1950’li yıllarda Bulgar hükümeti Türkiye’ye nota verdi. 250 bin Türk’ün üç ay içerisinde Türkiye’ye yerleştirilmesini talep etti. Türkiye’yi Bulgar düşmanlığıyla itham eden Bulgaristan, bu propagandanın topraklarında yaşayan Türkleri olumsuz etkilediğini ve tarım çalışmalarına da yansıdığını bahane etti. Yine olan Bulgaristan Türklerine oldu. 1951 yılında 100 bin Türk daha göç etti. Türkiye bu göçten sonra sınırını kapatmaya mecbur kaldı. Sebep ise Bulgaristan’ın, Türk göçmenlerin arasına Çingeneleri sokmaya çalışmasıydı. Fakat bu uzun süre olmadı, sınıra yığılan göçmenleri daha da eziyet görmesin diye Türkiye, sınırlarını tekrar açtı.
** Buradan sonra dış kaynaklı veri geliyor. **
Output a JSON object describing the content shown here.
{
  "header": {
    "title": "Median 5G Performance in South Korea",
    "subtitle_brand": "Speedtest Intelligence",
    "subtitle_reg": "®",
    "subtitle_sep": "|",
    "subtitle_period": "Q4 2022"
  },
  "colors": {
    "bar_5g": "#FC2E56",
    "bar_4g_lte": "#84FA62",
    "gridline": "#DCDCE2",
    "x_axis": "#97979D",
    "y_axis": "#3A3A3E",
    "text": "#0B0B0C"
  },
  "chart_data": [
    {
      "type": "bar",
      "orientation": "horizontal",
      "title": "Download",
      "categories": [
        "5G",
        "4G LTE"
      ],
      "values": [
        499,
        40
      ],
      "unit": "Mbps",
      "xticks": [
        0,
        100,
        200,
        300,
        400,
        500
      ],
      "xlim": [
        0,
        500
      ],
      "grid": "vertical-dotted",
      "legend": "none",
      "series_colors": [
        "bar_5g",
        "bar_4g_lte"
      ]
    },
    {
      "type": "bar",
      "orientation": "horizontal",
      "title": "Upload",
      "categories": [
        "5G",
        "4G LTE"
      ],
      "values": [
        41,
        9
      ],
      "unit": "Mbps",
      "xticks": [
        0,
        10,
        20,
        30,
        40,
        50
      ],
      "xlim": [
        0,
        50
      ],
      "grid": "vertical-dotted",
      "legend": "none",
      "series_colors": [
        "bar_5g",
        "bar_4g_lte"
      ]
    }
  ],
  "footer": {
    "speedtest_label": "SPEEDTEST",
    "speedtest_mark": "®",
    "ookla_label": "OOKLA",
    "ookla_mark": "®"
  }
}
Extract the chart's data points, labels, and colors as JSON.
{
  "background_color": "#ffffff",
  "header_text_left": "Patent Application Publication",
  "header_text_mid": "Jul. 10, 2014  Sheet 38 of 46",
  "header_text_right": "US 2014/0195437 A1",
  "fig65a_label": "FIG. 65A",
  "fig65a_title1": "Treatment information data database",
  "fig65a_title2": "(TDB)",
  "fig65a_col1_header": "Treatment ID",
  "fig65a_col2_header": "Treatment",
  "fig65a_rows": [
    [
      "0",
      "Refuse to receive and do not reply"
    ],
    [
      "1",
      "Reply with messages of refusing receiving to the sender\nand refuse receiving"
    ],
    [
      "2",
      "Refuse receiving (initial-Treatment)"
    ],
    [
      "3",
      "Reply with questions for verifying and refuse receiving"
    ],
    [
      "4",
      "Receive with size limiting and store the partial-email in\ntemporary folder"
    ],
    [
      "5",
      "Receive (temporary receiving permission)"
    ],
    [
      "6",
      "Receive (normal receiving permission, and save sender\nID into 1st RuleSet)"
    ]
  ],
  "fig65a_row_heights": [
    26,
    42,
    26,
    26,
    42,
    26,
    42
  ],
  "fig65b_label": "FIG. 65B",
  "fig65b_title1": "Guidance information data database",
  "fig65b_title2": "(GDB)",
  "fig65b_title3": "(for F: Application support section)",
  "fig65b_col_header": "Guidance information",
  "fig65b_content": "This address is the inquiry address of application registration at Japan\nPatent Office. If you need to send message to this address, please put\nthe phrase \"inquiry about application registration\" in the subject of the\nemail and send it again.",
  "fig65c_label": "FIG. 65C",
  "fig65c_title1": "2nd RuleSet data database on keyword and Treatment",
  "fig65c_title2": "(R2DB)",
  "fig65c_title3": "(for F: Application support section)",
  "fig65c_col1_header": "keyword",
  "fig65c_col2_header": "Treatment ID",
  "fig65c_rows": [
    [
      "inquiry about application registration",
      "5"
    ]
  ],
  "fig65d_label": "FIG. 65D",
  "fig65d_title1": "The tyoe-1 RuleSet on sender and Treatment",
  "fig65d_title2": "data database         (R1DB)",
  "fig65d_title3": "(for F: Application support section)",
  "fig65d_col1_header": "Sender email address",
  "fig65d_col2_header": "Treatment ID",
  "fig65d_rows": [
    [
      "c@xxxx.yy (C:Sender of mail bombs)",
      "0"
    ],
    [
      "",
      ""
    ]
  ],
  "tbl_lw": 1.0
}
O dönemlerde LIFE dergisinin fotoğrafçısı Jack Birns, Edirne Tren Garı’nda bir grup kadının fotoğrafını çekti. Hepsinin üzerinde kürk olan kadın kafilesi zengin görünüm verseler de altında bir çaresizliğin hikâyesi yatıyordu. Edirne Tren Garı’nda üzerinde kürk olan kadınlarımızın asil duruşu, Bulgarlara bir meydan okumadır. Türklere göç zamanı üzerlerinde elbise dışında hiçbir şekilde para ve eşyanın götürülmesine izin vermeyeceklerini bildiren Bulgar rejiminin bu tutumuna karşı Türk kadını çareyi kürkte buldu. Mülklerini, eşyalarını satarak kürk alan kadınlar üzerinde kürklerle Türkiye’ye geldiler ve bu kürkleri satarak hayatta kalmaya çalıştılar…

Yıl 1989. Bulgar baskısı, tahmin edilemeyecek, tahayyül hiç edilemeyecek bir düzeye ulaşır. Türkler için adeta yasaklar ülkesi haline gelmiştir Bulgaristan.

Camiler kapalı, ibadetlere izin verilmiyor, dini ve milli gelenekler yasaklanmış, Türkçe mezar taşları parçalanmış, sünnet edilen çocukların büyükleri hapse çarptırılıyordu. Bulgarca bilmemesine rağmen Türkçe konuşanlara para cezası yağıyordu. Jivkov’un bu yöntemi ne yazık ki ne ilk ne de sondu. Tarihe ve bugünümüze baktığımızda benzerlerini kolaylıkla görmekteyiz. Zulüm her geçen gün arttı Bulgaristan’da. 1980-84 yılları arasında 900’e yakın Türk şehit edildi.

30 Mayıs 1989 yılında Bulgarların “büyük gezi” diye isimlendirdikleri Türklerin zorunlu göçü tekrar başlatılmıştı. 3 Haziran-21 Ağustos 1989 tarihleri arasında resmi olmayan verilere göre 360 bin Bulgaristan Türkü, Türkiye’ye göç etti. Ana vatana gelen Türkler trenlerden indiğinde ilk işleri toprağı öpmek oldu...

30 Ağustos 1989. Bulgaristan’dan gelen sanatçılar Bakü’de konser veriyorlar. Elçibey ve arkadaşları Bulgaristan’da Türklere yaşatılan zulmü protesto etmek için konseri boykot etme kararını veriyor. Arkadaşlarıyla konser alanına gelen Elçibey tarafından Bulgaristan’da Türklere yapılanlara karşı boykot mitingi gerçekleştiriliyor. 

*Pankartta “Türklere karşı yapılan sürgünün durdurulmasını talep ediyoruz” yazıyor.